Su hermano Daniel era un hombre corpulento, igual que lo había sido su padre. Las mujeres de su familia eran menudas; sin embargo, los hombres eran altos y fornidos. Unos más altos que otros. Susannah tragó saliva para eliminar el pánico que llevaba dos semanas amenazando con atorarle la garganta. «Simon está muerto; esta vez es verdad. Ya no puede hacerte ningún daño.» Sin embargo; sí que podía, y lo haría. El hecho de que fuera capaz de atormentarla incluso desde el más allá era tan irónico que a Simon le habría resultado de lo más divertido. Su hermano mayor era un gran hijo de puta.

Ahora el gran hijo de puta estaba muerto, y Susannah no había derramado por ello ni una sola lágrima. También sus padres estaban muertos; Simon los había matado. Ya sólo quedaban vivos dos miembros de la familia. «Solo Daniel y yo -pensó con amargura-. Una gran familia feliz.»
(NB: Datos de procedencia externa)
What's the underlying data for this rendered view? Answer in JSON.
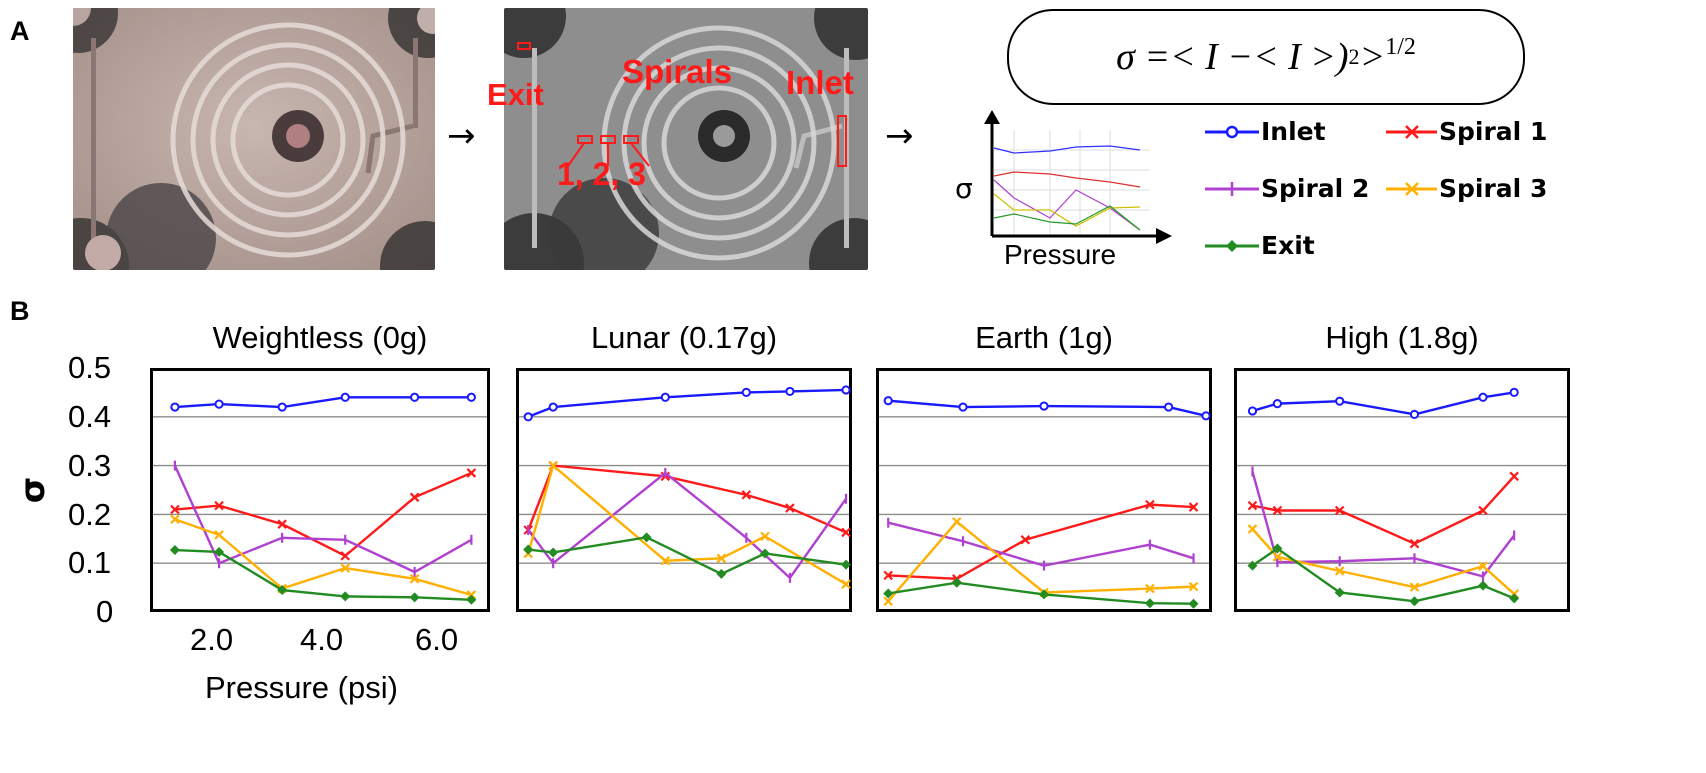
{
  "panel_a": {
    "letter": "A",
    "photo_labels": {
      "exit": "Exit",
      "spirals": "Spirals",
      "inlet": "Inlet",
      "positions": "1, 2, 3"
    },
    "formula": {
      "base": "σ =< I −< I >)",
      "sq": "2",
      "gt": " > ",
      "exp": "1/2"
    },
    "mini_chart": {
      "ylabel": "σ",
      "xlabel": "Pressure"
    },
    "legend": [
      {
        "label": "Inlet",
        "color": "#1a1aff",
        "marker": "circle"
      },
      {
        "label": "Spiral 1",
        "color": "#ff1a1a",
        "marker": "x"
      },
      {
        "label": "Spiral 2",
        "color": "#b040d0",
        "marker": "plus"
      },
      {
        "label": "Spiral 3",
        "color": "#ffb000",
        "marker": "x"
      },
      {
        "label": "Exit",
        "color": "#228b22",
        "marker": "diamond"
      }
    ]
  },
  "panel_b": {
    "letter": "B",
    "ylabel": "σ",
    "xlabel": "Pressure (psi)",
    "yticks": [
      "0.5",
      "0.4",
      "0.3",
      "0.2",
      "0.1",
      "0"
    ],
    "xticks": [
      "2.0",
      "4.0",
      "6.0"
    ]
  },
  "chart_data": [
    {
      "type": "line",
      "title": "Weightless (0g)",
      "xlabel": "Pressure (psi)",
      "ylabel": "σ",
      "ylim": [
        0,
        0.5
      ],
      "xlim": [
        1.0,
        6.2
      ],
      "grid": true,
      "series": [
        {
          "name": "Inlet",
          "color": "#1a1aff",
          "marker": "circle",
          "x": [
            1.3,
            2.0,
            3.0,
            4.0,
            5.1,
            6.0
          ],
          "values": [
            0.42,
            0.426,
            0.42,
            0.44,
            0.44,
            0.44
          ]
        },
        {
          "name": "Spiral 1",
          "color": "#ff1a1a",
          "marker": "x",
          "x": [
            1.3,
            2.0,
            3.0,
            4.0,
            5.1,
            6.0
          ],
          "values": [
            0.21,
            0.218,
            0.18,
            0.115,
            0.235,
            0.285
          ]
        },
        {
          "name": "Spiral 2",
          "color": "#b040d0",
          "marker": "plus",
          "x": [
            1.3,
            2.0,
            3.0,
            4.0,
            5.1,
            6.0
          ],
          "values": [
            0.3,
            0.1,
            0.152,
            0.148,
            0.082,
            0.148
          ]
        },
        {
          "name": "Spiral 3",
          "color": "#ffb000",
          "marker": "x",
          "x": [
            1.3,
            2.0,
            3.0,
            4.0,
            5.1,
            6.0
          ],
          "values": [
            0.19,
            0.158,
            0.048,
            0.09,
            0.068,
            0.035
          ]
        },
        {
          "name": "Exit",
          "color": "#228b22",
          "marker": "diamond",
          "x": [
            1.3,
            2.0,
            3.0,
            4.0,
            5.1,
            6.0
          ],
          "values": [
            0.127,
            0.123,
            0.045,
            0.032,
            0.03,
            0.025
          ]
        }
      ]
    },
    {
      "type": "line",
      "title": "Lunar (0.17g)",
      "xlabel": "",
      "ylabel": "",
      "ylim": [
        0,
        0.5
      ],
      "xlim": [
        1.0,
        6.2
      ],
      "grid": true,
      "series": [
        {
          "name": "Inlet",
          "color": "#1a1aff",
          "marker": "circle",
          "x": [
            1.1,
            1.5,
            3.3,
            4.6,
            5.3,
            6.2
          ],
          "values": [
            0.4,
            0.42,
            0.44,
            0.45,
            0.452,
            0.455
          ]
        },
        {
          "name": "Spiral 1",
          "color": "#ff1a1a",
          "marker": "x",
          "x": [
            1.1,
            1.5,
            3.3,
            4.6,
            5.3,
            6.2
          ],
          "values": [
            0.168,
            0.3,
            0.278,
            0.24,
            0.213,
            0.163
          ]
        },
        {
          "name": "Spiral 2",
          "color": "#b040d0",
          "marker": "plus",
          "x": [
            1.1,
            1.5,
            3.3,
            4.6,
            5.3,
            6.2
          ],
          "values": [
            0.168,
            0.1,
            0.285,
            0.152,
            0.07,
            0.232
          ]
        },
        {
          "name": "Spiral 3",
          "color": "#ffb000",
          "marker": "x",
          "x": [
            1.1,
            1.5,
            3.3,
            4.2,
            4.9,
            6.2
          ],
          "values": [
            0.12,
            0.3,
            0.105,
            0.11,
            0.155,
            0.057
          ]
        },
        {
          "name": "Exit",
          "color": "#228b22",
          "marker": "diamond",
          "x": [
            1.1,
            1.5,
            3.0,
            4.2,
            4.9,
            6.2
          ],
          "values": [
            0.128,
            0.122,
            0.153,
            0.078,
            0.12,
            0.097
          ]
        }
      ]
    },
    {
      "type": "line",
      "title": "Earth (1g)",
      "xlabel": "",
      "ylabel": "",
      "ylim": [
        0,
        0.5
      ],
      "xlim": [
        1.0,
        6.2
      ],
      "grid": true,
      "series": [
        {
          "name": "Inlet",
          "color": "#1a1aff",
          "marker": "circle",
          "x": [
            1.1,
            2.3,
            3.6,
            5.6,
            6.2
          ],
          "values": [
            0.433,
            0.42,
            0.422,
            0.42,
            0.402
          ]
        },
        {
          "name": "Spiral 1",
          "color": "#ff1a1a",
          "marker": "x",
          "x": [
            1.1,
            2.2,
            3.3,
            5.3,
            6.0
          ],
          "values": [
            0.075,
            0.068,
            0.148,
            0.22,
            0.215
          ]
        },
        {
          "name": "Spiral 2",
          "color": "#b040d0",
          "marker": "plus",
          "x": [
            1.1,
            2.3,
            3.6,
            5.3,
            6.0
          ],
          "values": [
            0.183,
            0.145,
            0.095,
            0.138,
            0.11
          ]
        },
        {
          "name": "Spiral 3",
          "color": "#ffb000",
          "marker": "x",
          "x": [
            1.1,
            2.2,
            3.6,
            5.3,
            6.0
          ],
          "values": [
            0.022,
            0.185,
            0.04,
            0.048,
            0.052
          ]
        },
        {
          "name": "Exit",
          "color": "#228b22",
          "marker": "diamond",
          "x": [
            1.1,
            2.2,
            3.6,
            5.3,
            6.0
          ],
          "values": [
            0.038,
            0.06,
            0.036,
            0.018,
            0.017
          ]
        }
      ]
    },
    {
      "type": "line",
      "title": "High (1.8g)",
      "xlabel": "",
      "ylabel": "",
      "ylim": [
        0,
        0.5
      ],
      "xlim": [
        1.0,
        6.2
      ],
      "grid": true,
      "series": [
        {
          "name": "Inlet",
          "color": "#1a1aff",
          "marker": "circle",
          "x": [
            1.2,
            1.6,
            2.6,
            3.8,
            4.9,
            5.4
          ],
          "values": [
            0.412,
            0.427,
            0.432,
            0.405,
            0.44,
            0.45
          ]
        },
        {
          "name": "Spiral 1",
          "color": "#ff1a1a",
          "marker": "x",
          "x": [
            1.2,
            1.6,
            2.6,
            3.8,
            4.9,
            5.4
          ],
          "values": [
            0.218,
            0.208,
            0.208,
            0.14,
            0.208,
            0.278
          ]
        },
        {
          "name": "Spiral 2",
          "color": "#b040d0",
          "marker": "plus",
          "x": [
            1.2,
            1.6,
            2.6,
            3.8,
            4.9,
            5.4
          ],
          "values": [
            0.288,
            0.102,
            0.104,
            0.11,
            0.073,
            0.157
          ]
        },
        {
          "name": "Spiral 3",
          "color": "#ffb000",
          "marker": "x",
          "x": [
            1.2,
            1.6,
            2.6,
            3.8,
            4.9,
            5.4
          ],
          "values": [
            0.17,
            0.113,
            0.084,
            0.051,
            0.094,
            0.037
          ]
        },
        {
          "name": "Exit",
          "color": "#228b22",
          "marker": "diamond",
          "x": [
            1.2,
            1.6,
            2.6,
            3.8,
            4.9,
            5.4
          ],
          "values": [
            0.095,
            0.13,
            0.04,
            0.022,
            0.054,
            0.028
          ]
        }
      ]
    }
  ]
}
Aparte de ella, solo quedaba vivo el mayor de sus hermanos, el agente especial Daniel J. Vartanian, de la Agencia de Investigación de Georgia. Daniel era una buena persona. Había alcanzado el éxito profesional en su esfuerzo por compensar el hecho de ser hijo del juez Arthur Vartanian. «Igual que yo.»

Pensó en la desolación que reflejaba su mirada cuando se alejó y lo dejó plantado en la puerta de su viejo hogar. Habían transcurrido trece años y por fin Daniel sabía lo que había hecho; y, más importante aún, lo que no había hecho.

Quería que lo perdonara, pensó Susannah con amargura. Quería enmendar su error. Después de más de diez años de completo silencio, ahora su hermano Daniel quería recuperar la relación.

Su hermano Daniel le pedía demasiado. Tendría que aprender a vivir con lo que había hecho, y con lo que no había hecho. «Igual que yo.»

Susannah sabía por qué Daniel se había marchado hacía tanto tiempo. Detestaba aquella casa casi tanto como ella. Casi. La semana anterior, cuando tuvo lugar el entierro de sus padres, Susannah había logrado evitar volver a la casa. Se había marchado justo después del funeral y se había prometido no regresar jamás.